Moreover, oral hygiene should not be poor. Sometimes, if the teeth are missing, that can lead to inflammation or breeding ground for bacterial infections. But as explained earlier, most of the cases of cemento ossifying fibroma are benign, so the causes are usually unknown. Genetic syndrome and benign growths can be a factor in this case.
Cemento Ossifying Fibroma Diagnosis
The diagnosis of cemento ossifying fibroma can be crucial. Physical examination is vital and is the first step to diagnose fibroma. Your doctor will physically examine your head and neck. Imaging tests are recommended by the doctor to confirm the diagnosis.
CT scan will help to find out the extent of the spread of the tumor and most importantly it helps to find out the exact location. The radio waves of MRI can be helpful and will reveal the size of the fibroma. It can also disclose other tumors present nearby. Moreover, a panorex X-ray can be used to get a 2D image of the entire jaw.

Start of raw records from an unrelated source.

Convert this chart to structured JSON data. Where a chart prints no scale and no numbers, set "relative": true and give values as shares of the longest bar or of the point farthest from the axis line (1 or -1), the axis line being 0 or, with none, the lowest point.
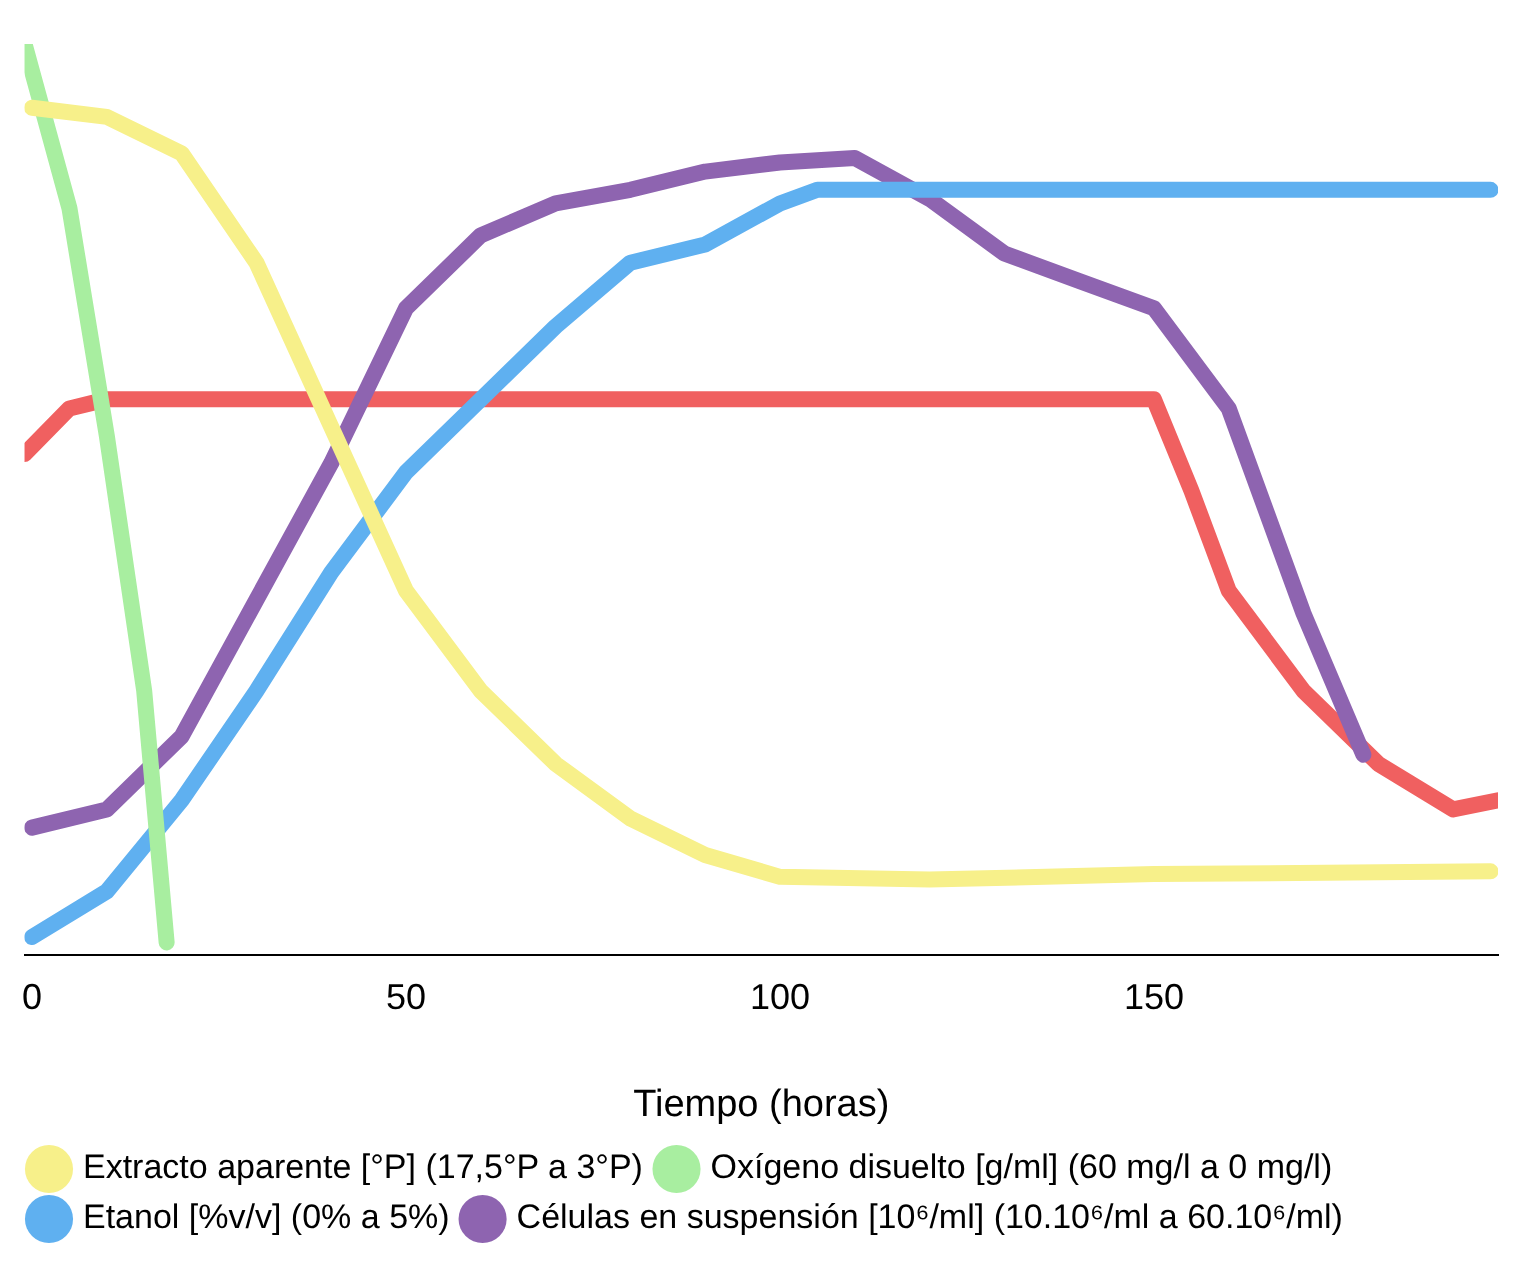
{
  "chart_data": {
    "type": "line",
    "relative": true,
    "xlabel": "Tiempo (horas)",
    "xlim": [
      -1,
      196
    ],
    "xticks": [
      0,
      50,
      100,
      150
    ],
    "grid": false,
    "legend": "bottom",
    "marker": "none",
    "series": [
      {
        "name": "Extracto aparente [°P] (17,5°P a 3°P)",
        "color": "#f7f08a",
        "x": [
          0,
          10,
          20,
          30,
          40,
          50,
          60,
          70,
          80,
          90,
          100,
          120,
          150,
          195
        ],
        "values": [
          0.93,
          0.92,
          0.88,
          0.76,
          0.58,
          0.4,
          0.29,
          0.21,
          0.15,
          0.11,
          0.086,
          0.083,
          0.089,
          0.092
        ]
      },
      {
        "name": "Oxígeno disuelto [g/ml] (60 mg/l a 0 mg/l)",
        "color": "#a8eea0",
        "x": [
          -1,
          5,
          10,
          15,
          18
        ],
        "values": [
          1,
          0.82,
          0.57,
          0.29,
          0.014
        ]
      },
      {
        "name": "Etanol [%v/v] (0% a 5%)",
        "color": "#5fb0f0",
        "x": [
          0,
          10,
          20,
          30,
          40,
          50,
          60,
          70,
          80,
          90,
          100,
          105,
          120,
          195
        ],
        "values": [
          0.02,
          0.07,
          0.17,
          0.29,
          0.42,
          0.53,
          0.61,
          0.69,
          0.76,
          0.78,
          0.825,
          0.84,
          0.84,
          0.84
        ]
      },
      {
        "name": "Células en suspensión [10⁶/ml] (10.10⁶/ml a 60.10⁶/ml)",
        "color": "#8e64b0",
        "x": [
          0,
          10,
          20,
          30,
          40,
          50,
          60,
          70,
          80,
          90,
          100,
          110,
          120,
          130,
          140,
          150,
          160,
          170,
          178
        ],
        "values": [
          0.14,
          0.16,
          0.24,
          0.39,
          0.54,
          0.71,
          0.79,
          0.825,
          0.84,
          0.86,
          0.87,
          0.875,
          0.83,
          0.77,
          0.74,
          0.71,
          0.6,
          0.375,
          0.22
        ]
      },
      {
        "color": "#f06060",
        "x": [
          -1,
          5,
          10,
          50,
          100,
          150,
          155,
          160,
          170,
          180,
          190,
          196
        ],
        "values": [
          0.55,
          0.6,
          0.61,
          0.61,
          0.61,
          0.61,
          0.51,
          0.4,
          0.29,
          0.21,
          0.16,
          0.17
        ]
      }
    ]
  }
}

Incisional biopsy is often recommended when the test results from all the imaging techniques are clear. A piece of the fibroma or tumor is removed and clinically examined for the type and the cause. The patient is under general anesthesia during the procedure.
Cemento Ossifying Fibroma Treatment
The first step or treatment option in the case of cemento ossifying fibroma is always complete surgical resection. This will remove all the tumors and have fewer chances of recurrence. Mandibulectomy is a procedure in which the part of the mandible is removed as it is affected.
Maxillary bone and the upper jaw can be removed in a procedure called maxillectomy. The location of the fibroma, in this case, is important. Glossectomy and neck dissection are other procedures that can help if the tumor has spread to other parts of the body.
Benign fibroma cases don’t usually require a continuous follow-up. But in some cases, radiation and chemotherapy are prescribed to get rid of cemento ossifying fibroma completely. In other cases, annual check-ups and imaging tests are vital to ensure that the fibroma is not growing back.